What is one of our main sources of contention as women? Well, men of course. We often find ourselves at odds because one of us has allowed a snake to slither in our grass for a while and we got used to seeing it. Then, when he decides to slither away because the grass is seemingly greener on the other side of the fence, we end up hating our neighbor instead of the snake. We feel our neighbor is obligated to return to us what is “ours” and to apologize for the fact that “our” snake decided to slither away. Is it our neighbor’s fault? In some situations, it may be but, even if your neighbor knew the snake was yours, what obligation do they really have to you? More than likely, the answer to that is none. Instead of taking your garden hoe and chopping that snake into tiny little pieces like you should, you continue to fertilize your grass in order to tempt him back to your luscious green turf. Then, when your efforts to attract him are not enough, you choose to attack your neighbor; either physically, verbally or by ruining their character, not knowing that the snake will soon move on from you both because he’s always looking for the greener garden. What’s even worse, often in this situation, children are brought into the mix and, instead of having mothers who are able to put aside their differences and bring the siblings together, you get mothers who would rather teach their children to hate their own flesh and blood. You're also not keeping in mind that there is more out there to be had than just a little snake poison. AIDS is real.
I don't have the desire to beat a dead horse. We all know there are those of us who will never respect the boundaries of others, we will never choose the path of least resistance, and we will never take responsibility for our actions enough to see past our own desires. We will continue to be at odds; spending our money on the best fertilizer (make-up, sexy dresses, weaves, lashes, and heels) and weed killer (slander, rumors, and petty fights) to attract the snakes slithering all around us. We know there are those who don't mind playing second or third or hell, even sharing and playing on the same snake's team just to say that they have a little bit of meat in their flower bed. Who don't care that their situation will never be permanent because the snake will continue to slither and find other yards to nest in. So why fight with our sister over a temporary situation? Why create enemies when, soon enough, you will both be at a loss? I don't get it and I never will. There is never a need to fight over a little rattlesnake meat when the one that is destined for you could be out there and you miss him because you're holding on to something that doesn't mean you any good. But I digress.

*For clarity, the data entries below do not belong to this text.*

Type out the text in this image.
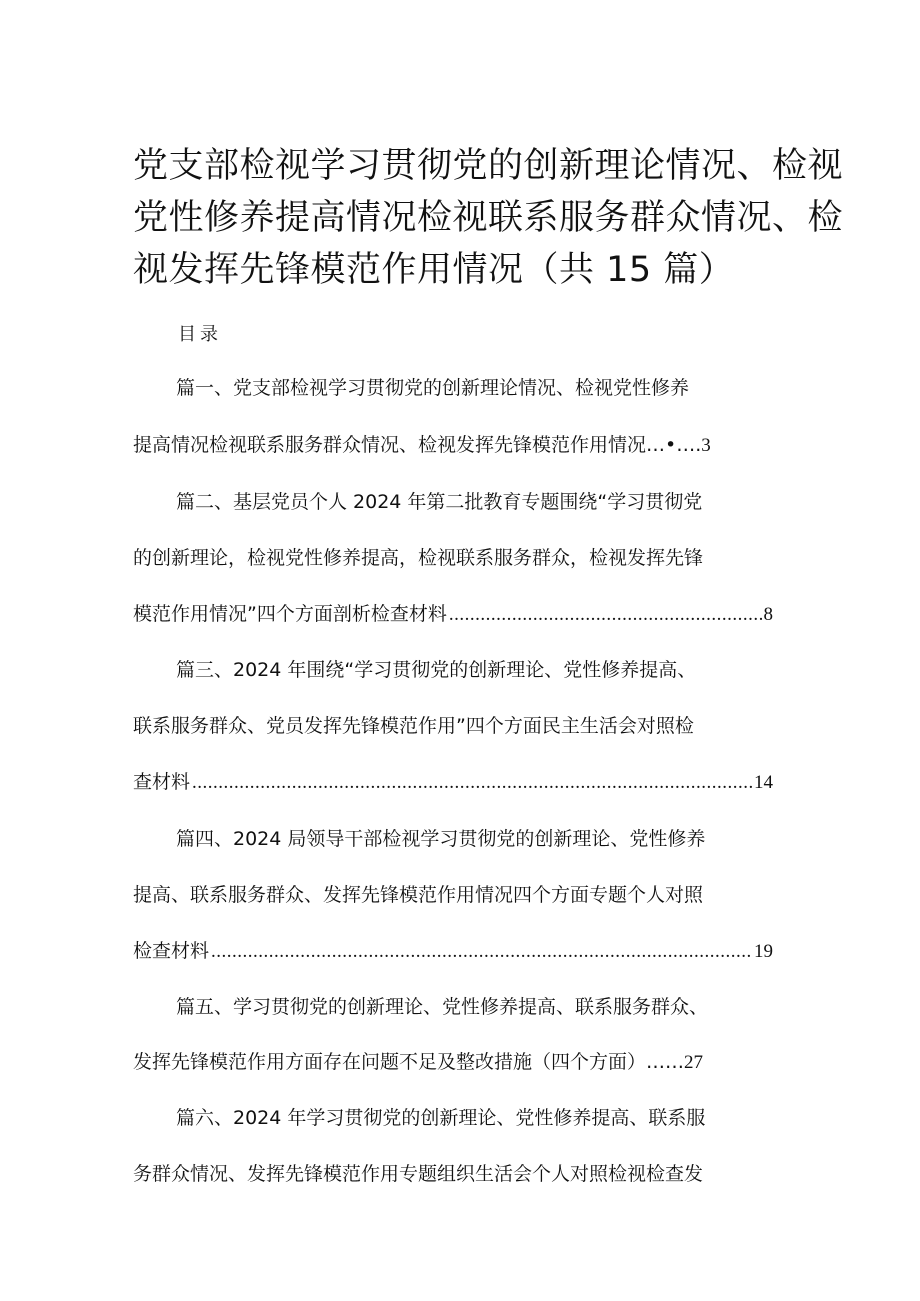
党支部检视学习贯彻党的创新理论情况、检视
党性修养提高情况检视联系服务群众情况、检
视发挥先锋模范作用情况（共 15 篇）
目录
篇一、党支部检视学习贯彻党的创新理论情况、检视党性修养
提高情况检视联系服务群众情况、检视发挥先锋模范作用情况…•….3
篇二、基层党员个人 2024 年第二批教育专题围绕“学习贯彻党
的创新理论，检视党性修养提高，检视联系服务群众，检视发挥先锋
模范作用情况”四个方面剖析检查材料 .....	8
篇三、2024 年围绕“学习贯彻党的创新理论、党性修养提高、
联系服务群众、党员发挥先锋模范作用”四个方面民主生活会对照检
查材料 .....	14
篇四、2024 局领导干部检视学习贯彻党的创新理论、党性修养
提高、联系服务群众、发挥先锋模范作用情况四个方面专题个人对照
检查材料 .....	19
篇五、学习贯彻党的创新理论、党性修养提高、联系服务群众、
发挥先锋模范作用方面存在问题不足及整改措施（四个方面）……27
篇六、2024 年学习贯彻党的创新理论、党性修养提高、联系服
务群众情况、发挥先锋模范作用专题组织生活会个人对照检视检查发
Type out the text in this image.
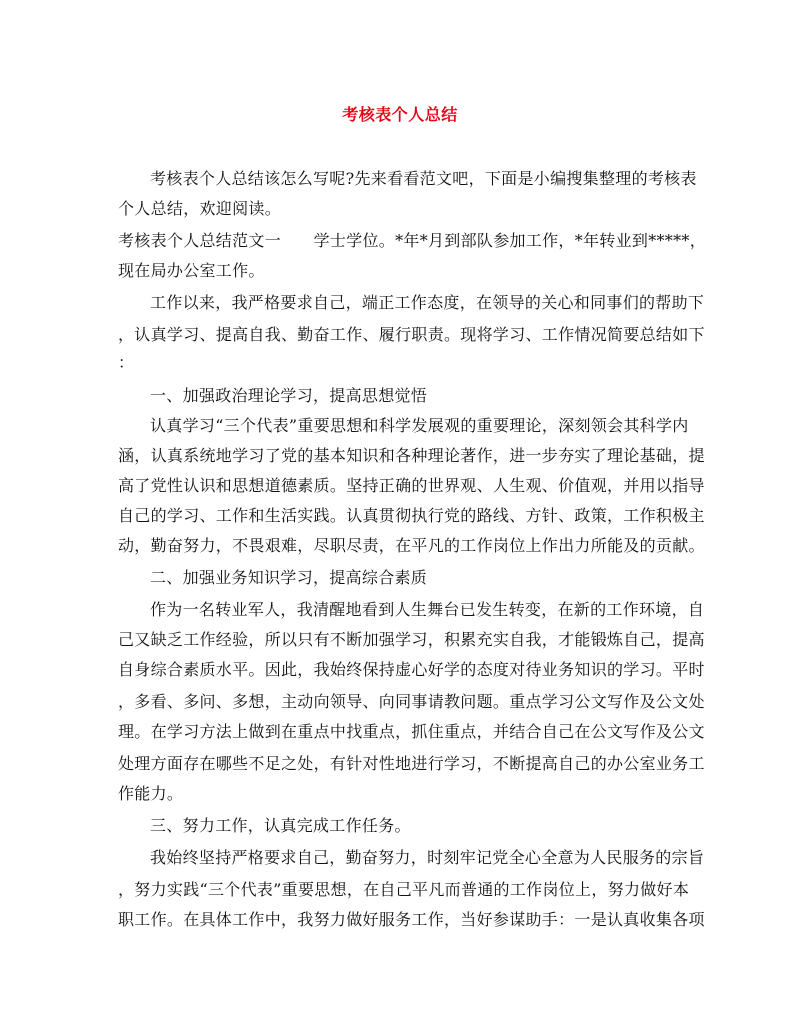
考核表个人总结
考核表个人总结该怎么写呢?先来看看范文吧，下面是小编搜集整理的考核表
个人总结，欢迎阅读。
考核表个人总结范文一　　学士学位。*年*月到部队参加工作，*年转业到*****，
现在局办公室工作。
工作以来，我严格要求自己，端正工作态度，在领导的关心和同事们的帮助下
，认真学习、提高自我、勤奋工作、履行职责。现将学习、工作情况简要总结如下
：
一、加强政治理论学习，提高思想觉悟
认真学习“三个代表”重要思想和科学发展观的重要理论，深刻领会其科学内
涵，认真系统地学习了党的基本知识和各种理论著作，进一步夯实了理论基础，提
高了党性认识和思想道德素质。坚持正确的世界观、人生观、价值观，并用以指导
自己的学习、工作和生活实践。认真贯彻执行党的路线、方针、政策，工作积极主
动，勤奋努力，不畏艰难，尽职尽责，在平凡的工作岗位上作出力所能及的贡献。
二、加强业务知识学习，提高综合素质
作为一名转业军人，我清醒地看到人生舞台已发生转变，在新的工作环境，自
己又缺乏工作经验，所以只有不断加强学习，积累充实自我，才能锻炼自己，提高
自身综合素质水平。因此，我始终保持虚心好学的态度对待业务知识的学习。平时
，多看、多问、多想，主动向领导、向同事请教问题。重点学习公文写作及公文处
理。在学习方法上做到在重点中找重点，抓住重点，并结合自己在公文写作及公文
处理方面存在哪些不足之处，有针对性地进行学习，不断提高自己的办公室业务工
作能力。
三、努力工作，认真完成工作任务。
我始终坚持严格要求自己，勤奋努力，时刻牢记党全心全意为人民服务的宗旨
，努力实践“三个代表”重要思想，在自己平凡而普通的工作岗位上，努力做好本
职工作。在具体工作中，我努力做好服务工作，当好参谋助手：一是认真收集各项
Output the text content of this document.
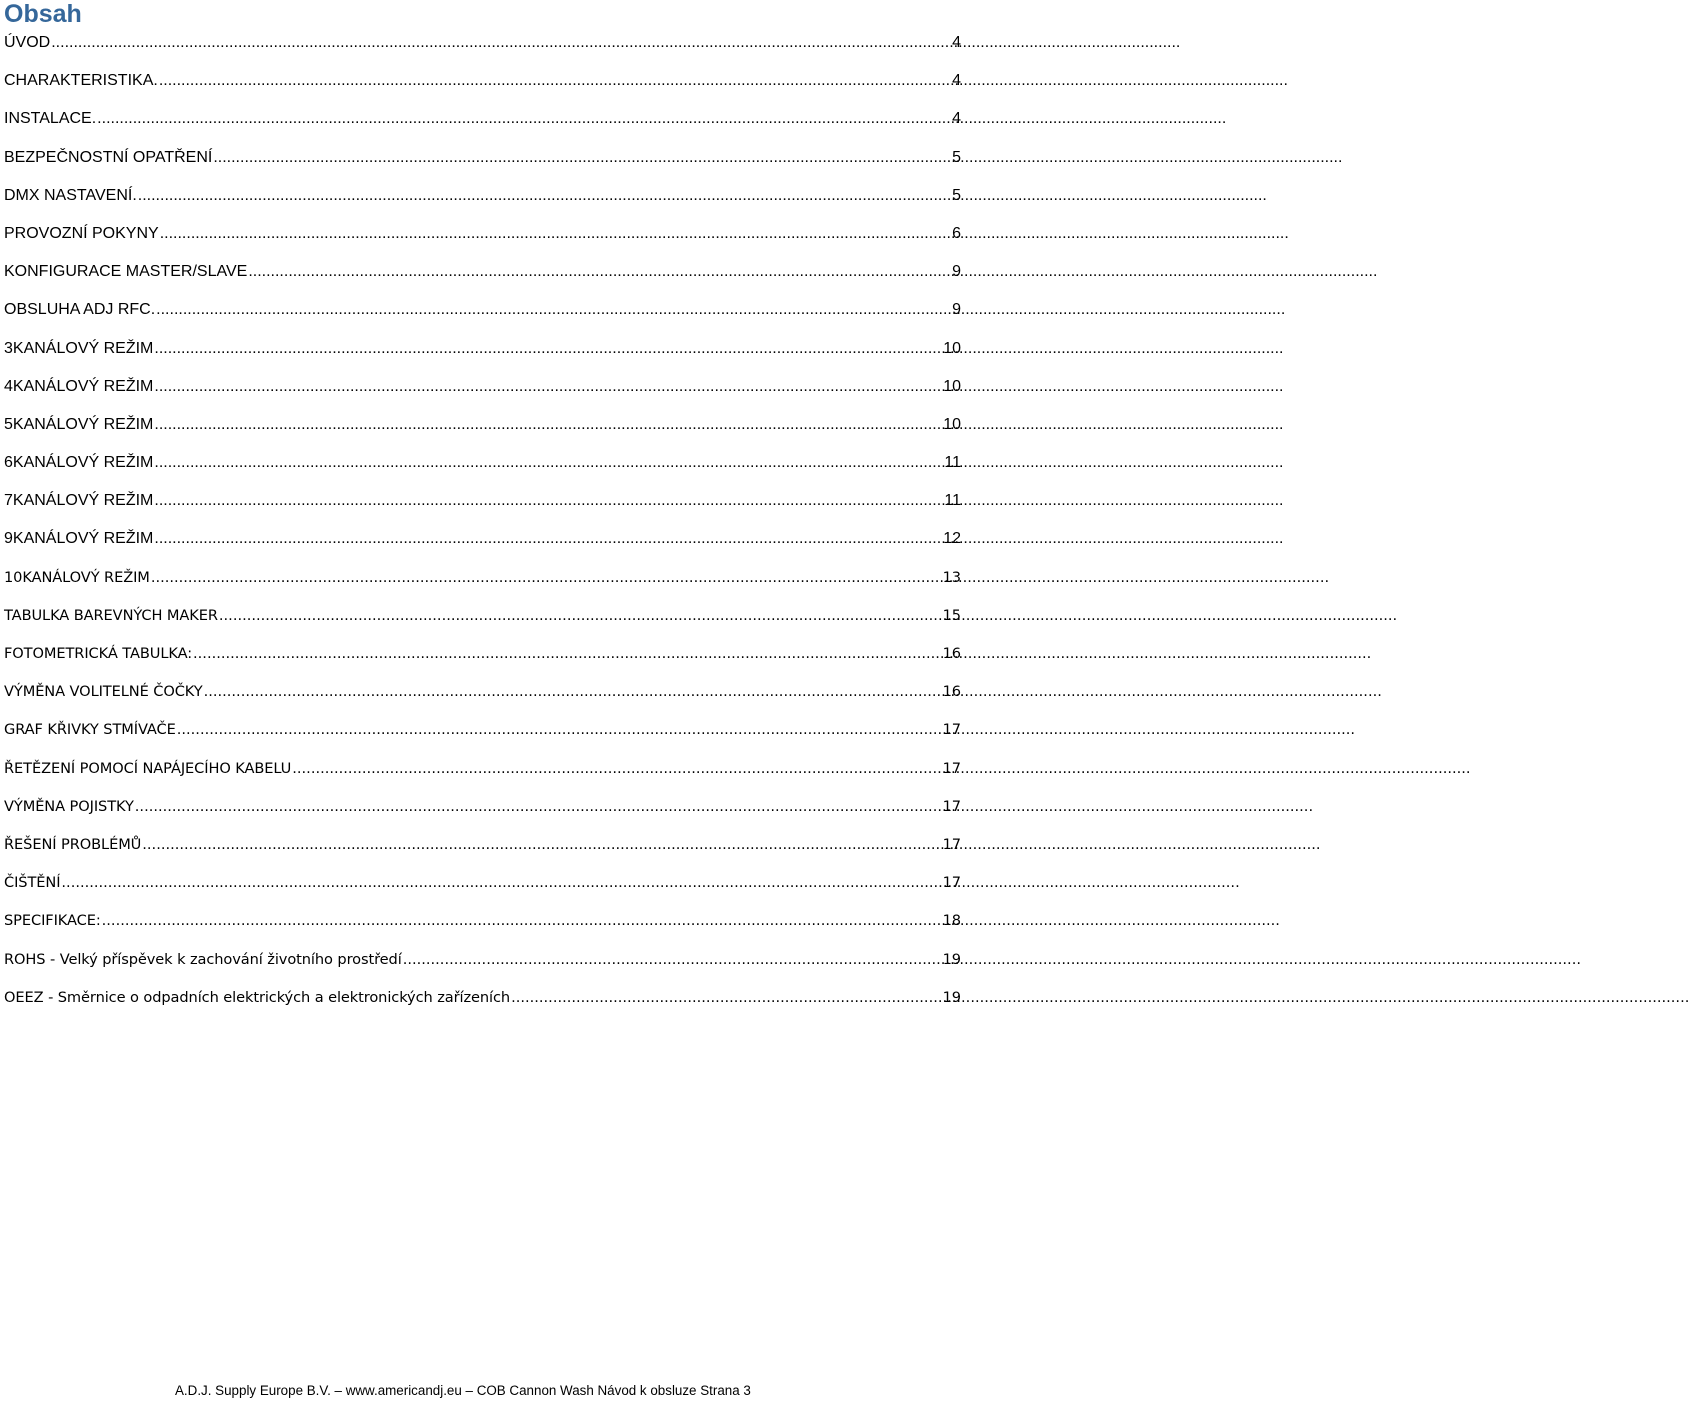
Obsah
ÚVOD .....	4
CHARAKTERISTIKA. .....	4
INSTALACE. .....	4
BEZPEČNOSTNÍ OPATŘENÍ .....	5
DMX NASTAVENÍ. .....	5
PROVOZNÍ POKYNY .....	6
KONFIGURACE MASTER/SLAVE .....	9
OBSLUHA ADJ RFC. .....	9
3KANÁLOVÝ REŽIM .....	10
4KANÁLOVÝ REŽIM .....	10
5KANÁLOVÝ REŽIM .....	10
6KANÁLOVÝ REŽIM .....	11
7KANÁLOVÝ REŽIM .....	11
9KANÁLOVÝ REŽIM .....	12
10KANÁLOVÝ REŽIM .....	13
TABULKA BAREVNÝCH MAKER .....	15
FOTOMETRICKÁ TABULKA: .....	16
VÝMĚNA VOLITELNÉ ČOČKY .....	16
GRAF KŘIVKY STMÍVAČE .....	17
ŘETĚZENÍ POMOCÍ NAPÁJECÍHO KABELU .....	17
VÝMĚNA POJISTKY .....	17
ŘEŠENÍ PROBLÉMŮ .....	17
ČIŠTĚNÍ .....	17
SPECIFIKACE: .....	18
ROHS - Velký příspěvek k zachování životního prostředí .....	19
OEEZ - Směrnice o odpadních elektrických a elektronických zařízeních .....	19
A.D.J. Supply Europe B.V. – www.americandj.eu – COB Cannon Wash Návod k obsluze Strana 3
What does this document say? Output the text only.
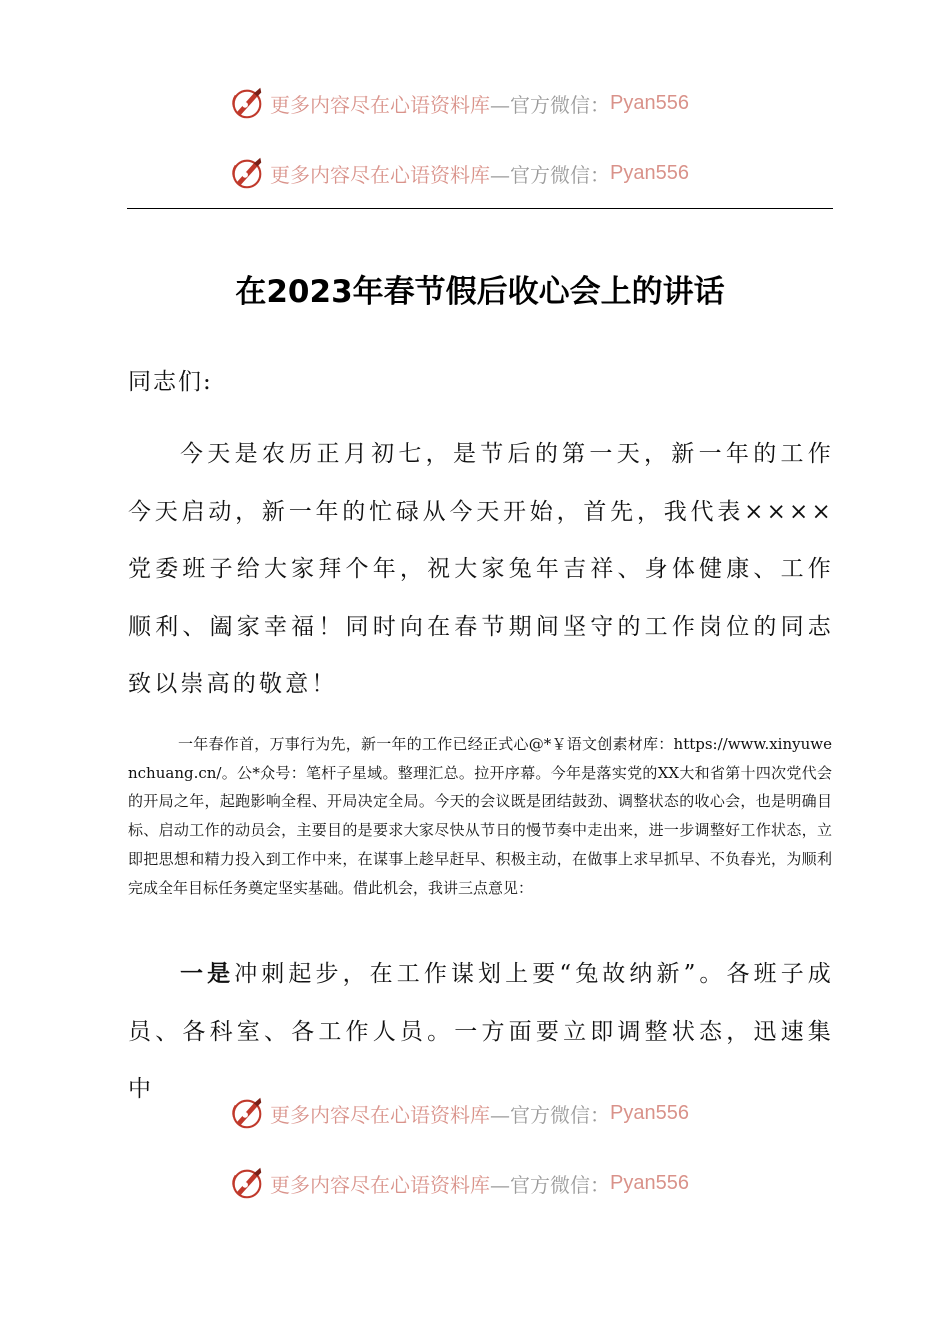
更多内容尽在心语资料库 —官方微信： Pyan556
更多内容尽在心语资料库 —官方微信： Pyan556
在2023年春节假后收心会上的讲话

同志们:

今天是农历正月初七，是节后的第一天，新一年的工作今天启动，新一年的忙碌从今天开始，首先，我代表××××党委班子给大家拜个年，祝大家兔年吉祥、身体健康、工作顺利、阖家幸福！同时向在春节期间坚守的工作岗位的同志致以崇高的敬意！

一年春作首，万事行为先，新一年的工作已经正式心@*￥语文创素材库：https://www.xinyuwenchuang.cn/。公*众号：笔杆子星域。整理汇总。拉开序幕。今年是落实党的XX大和省第十四次党代会的开局之年，起跑影响全程、开局决定全局。今天的会议既是团结鼓劲、调整状态的收心会，也是明确目标、启动工作的动员会，主要目的是要求大家尽快从节日的慢节奏中走出来，进一步调整好工作状态，立即把思想和精力投入到工作中来，在谋事上趁早赶早、积极主动，在做事上求早抓早、不负春光，为顺利完成全年目标任务奠定坚实基础。借此机会，我讲三点意见：

一是冲刺起步，在工作谋划上要“兔故纳新”。各班子成员、各科室、各工作人员。一方面要立即调整状态，迅速集中

更多内容尽在心语资料库 —官方微信： Pyan556
更多内容尽在心语资料库 —官方微信： Pyan556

The real lesson to be learned here is, when going about your everyday actions and dealing with those of the same gender, always ask yourself, am I my sister's keeper? If the answer is yes then, you would help her look for the snakes in the grass and you'd both get your lawn mower, cut down the grass so you can see him, then get your hoes out and chop him into itty bitty pieces. What more is there to be said? As always, make smart decisions and never give more than your willing to take. Watch out for those snakes.